The Ebola outbreak claimed 11,310 lives in West Africa between 2014 and 2015. John Moore/Getty Images

Infecting tens of thousands of people, and claiming the lives of almost half of those, the outbreak of Ebola a few years back was the worst ever experienced. But it now seems that the vast majority of those who were infected with the disease contracted it from a tiny proportion of people.

A recent study, published in the Proceedings of the National Academy of Sciences, has found that 61 percent of all the recorded cases of Ebola that occurred during the 2014-2015 outbreak were likely spread by just 3 percent of those infected.
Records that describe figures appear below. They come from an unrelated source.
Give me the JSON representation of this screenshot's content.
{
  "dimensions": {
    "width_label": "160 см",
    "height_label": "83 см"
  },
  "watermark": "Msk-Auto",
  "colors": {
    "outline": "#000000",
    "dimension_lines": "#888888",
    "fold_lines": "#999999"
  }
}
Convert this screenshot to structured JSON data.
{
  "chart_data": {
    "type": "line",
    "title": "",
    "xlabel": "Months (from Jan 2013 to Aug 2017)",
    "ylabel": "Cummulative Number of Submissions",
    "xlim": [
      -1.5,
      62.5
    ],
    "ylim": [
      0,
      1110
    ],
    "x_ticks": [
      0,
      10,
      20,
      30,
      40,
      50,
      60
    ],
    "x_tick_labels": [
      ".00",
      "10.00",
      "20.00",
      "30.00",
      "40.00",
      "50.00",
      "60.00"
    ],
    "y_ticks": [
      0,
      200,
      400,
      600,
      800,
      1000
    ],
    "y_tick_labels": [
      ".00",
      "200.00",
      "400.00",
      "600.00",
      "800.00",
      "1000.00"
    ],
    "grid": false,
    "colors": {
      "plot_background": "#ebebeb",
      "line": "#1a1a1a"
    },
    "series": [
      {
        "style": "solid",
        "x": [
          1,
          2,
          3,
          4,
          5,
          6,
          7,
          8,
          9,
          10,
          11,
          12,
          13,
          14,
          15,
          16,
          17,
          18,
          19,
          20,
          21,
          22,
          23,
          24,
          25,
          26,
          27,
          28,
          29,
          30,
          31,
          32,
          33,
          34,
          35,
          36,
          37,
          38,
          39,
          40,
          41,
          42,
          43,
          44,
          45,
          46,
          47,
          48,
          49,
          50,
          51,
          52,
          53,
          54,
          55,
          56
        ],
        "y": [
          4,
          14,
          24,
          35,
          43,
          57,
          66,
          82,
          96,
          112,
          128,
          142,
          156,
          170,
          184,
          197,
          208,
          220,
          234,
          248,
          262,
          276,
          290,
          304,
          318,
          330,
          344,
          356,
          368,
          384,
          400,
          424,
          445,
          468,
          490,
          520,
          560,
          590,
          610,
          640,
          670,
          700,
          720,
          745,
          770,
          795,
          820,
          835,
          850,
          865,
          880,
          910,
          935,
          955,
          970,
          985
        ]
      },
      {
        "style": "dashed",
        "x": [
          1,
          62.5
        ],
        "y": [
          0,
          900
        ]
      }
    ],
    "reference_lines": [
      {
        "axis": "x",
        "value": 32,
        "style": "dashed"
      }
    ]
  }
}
What’s more, there was a distinct pattern in these “superspreaders”, which were more likely to be either under the age of 14 or over the age of 45.


By looking at where and when new cases emerged, the researchers were able to build up a precise pattern of how the disease spread through the region to such a fine resolution that they could even calculate how many people each individual infected person spread the virus to. While most people with Ebola only had a small window in which they were infectious, there was a smaller group who were infectious for much longer periods of time.

“The recent West African outbreak was on an unprecedented scale and many cases, especially those occurring out in the community, appear to have arisen from a surprisingly small number of infected individuals," explained Professor Jonathan Ball to BBC News. "Whether this was due to biological or social factors is unclear, and these will be important questions to address if we are to understand how Ebola virus super-spread occurs.”

The researchers suggest that those who were the so-called “superspreaders” were not necessarily more infectious than the others. Rather, it may be that the children and older members of the communities were more likely to come into contact with a larger number of people, as friends and family members rallied around to care for them. This would have vastly increased the number of people to which the disease could then be spread, far more so than a single individual living in a house on their own.

By understanding precisely how the virus spread, the researchers hope to build up a much more effective management system for if, or when, it remerges. It would mean that they could then target the superspreaders, and hopefully dramatically slash the number of infections.